Diabetic Retinopathy: Can the optomotor reflex be used to study diabetic retinopathy?
NaIO3: With high doses of systemically injected NaIO3 (sodium iodite), most photoreceptors are dead, but one can sometimes see OMR visual acuity to drop by only half. Why?
The exact relationship between the physical and functional damage on the cellular and tissue level, and the corresponding effect on the optomotor reflex, needs to be established for each disease model individually. In case of NaIO3, the primary target is the retinal pigment epithelium with secondary photoreceptor death. This process does not only have a temporal component (when do I expect to see effects?) but also a spatial component. For systemic injection of NaIO3, the damage proceeds radially, it starts in the central retina and quickly also engulfs the peripheral retina.

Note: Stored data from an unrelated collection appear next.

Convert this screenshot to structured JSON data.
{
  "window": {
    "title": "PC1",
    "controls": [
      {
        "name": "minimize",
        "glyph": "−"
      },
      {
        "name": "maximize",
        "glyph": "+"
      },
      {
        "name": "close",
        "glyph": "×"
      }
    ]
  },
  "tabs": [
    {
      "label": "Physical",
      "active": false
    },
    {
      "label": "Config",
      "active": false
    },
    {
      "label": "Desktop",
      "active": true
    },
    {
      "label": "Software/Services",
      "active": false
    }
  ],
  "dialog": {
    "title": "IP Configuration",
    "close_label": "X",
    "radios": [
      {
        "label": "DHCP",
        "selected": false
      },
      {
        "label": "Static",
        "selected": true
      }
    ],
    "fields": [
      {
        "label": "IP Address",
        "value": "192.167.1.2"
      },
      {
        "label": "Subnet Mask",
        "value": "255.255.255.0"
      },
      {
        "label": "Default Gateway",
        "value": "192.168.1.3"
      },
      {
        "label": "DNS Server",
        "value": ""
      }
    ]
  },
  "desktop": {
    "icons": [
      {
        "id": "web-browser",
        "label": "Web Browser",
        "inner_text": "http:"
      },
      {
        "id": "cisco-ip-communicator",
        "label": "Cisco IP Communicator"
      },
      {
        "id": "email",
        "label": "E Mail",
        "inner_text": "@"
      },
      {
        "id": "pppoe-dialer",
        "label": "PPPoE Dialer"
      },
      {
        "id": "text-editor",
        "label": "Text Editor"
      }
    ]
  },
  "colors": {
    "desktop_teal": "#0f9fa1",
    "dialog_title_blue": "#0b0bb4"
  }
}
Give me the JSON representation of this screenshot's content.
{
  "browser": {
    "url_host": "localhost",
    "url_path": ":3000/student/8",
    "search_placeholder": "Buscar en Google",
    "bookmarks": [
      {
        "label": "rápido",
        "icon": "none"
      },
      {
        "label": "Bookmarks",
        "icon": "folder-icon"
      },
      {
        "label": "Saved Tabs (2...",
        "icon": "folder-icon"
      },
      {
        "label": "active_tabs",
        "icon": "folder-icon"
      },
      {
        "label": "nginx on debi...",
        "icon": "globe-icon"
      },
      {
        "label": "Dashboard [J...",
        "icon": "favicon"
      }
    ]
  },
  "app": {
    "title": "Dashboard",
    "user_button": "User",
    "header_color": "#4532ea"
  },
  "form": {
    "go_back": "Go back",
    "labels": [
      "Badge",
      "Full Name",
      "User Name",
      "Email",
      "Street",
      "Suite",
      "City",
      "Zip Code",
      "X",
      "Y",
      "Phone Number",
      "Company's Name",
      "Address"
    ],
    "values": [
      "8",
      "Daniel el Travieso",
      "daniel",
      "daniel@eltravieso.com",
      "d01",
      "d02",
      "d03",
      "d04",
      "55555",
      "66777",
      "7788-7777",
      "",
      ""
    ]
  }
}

The biology of the optomotor reflex is such that it is preserved quite robustly when there is sufficiently functional retina remaining in the periphery. The morphology of the retina can show severe damage in the center and mid-periphery, to an extent that absolutely no vision is possible anymore. In the far periphery, however, enough function can be preserved for some time to trigger the optomotor reflex when the stimulus is sufficiently easy (here: 50% easier than normal visual acuity). This phenomenon is similar to the observations with the model of local retinal laser damage where one needs a certain amount of damage to the retina before one can see a significant impact on the optomotor reflex.
NaIO3: Is the sodium iodite model a model for dry AMD?
No, but it mimics some characteristics of the disease including apoptosis of the photoreceptors after degenerating RPE cells and functional as well as morphological changes.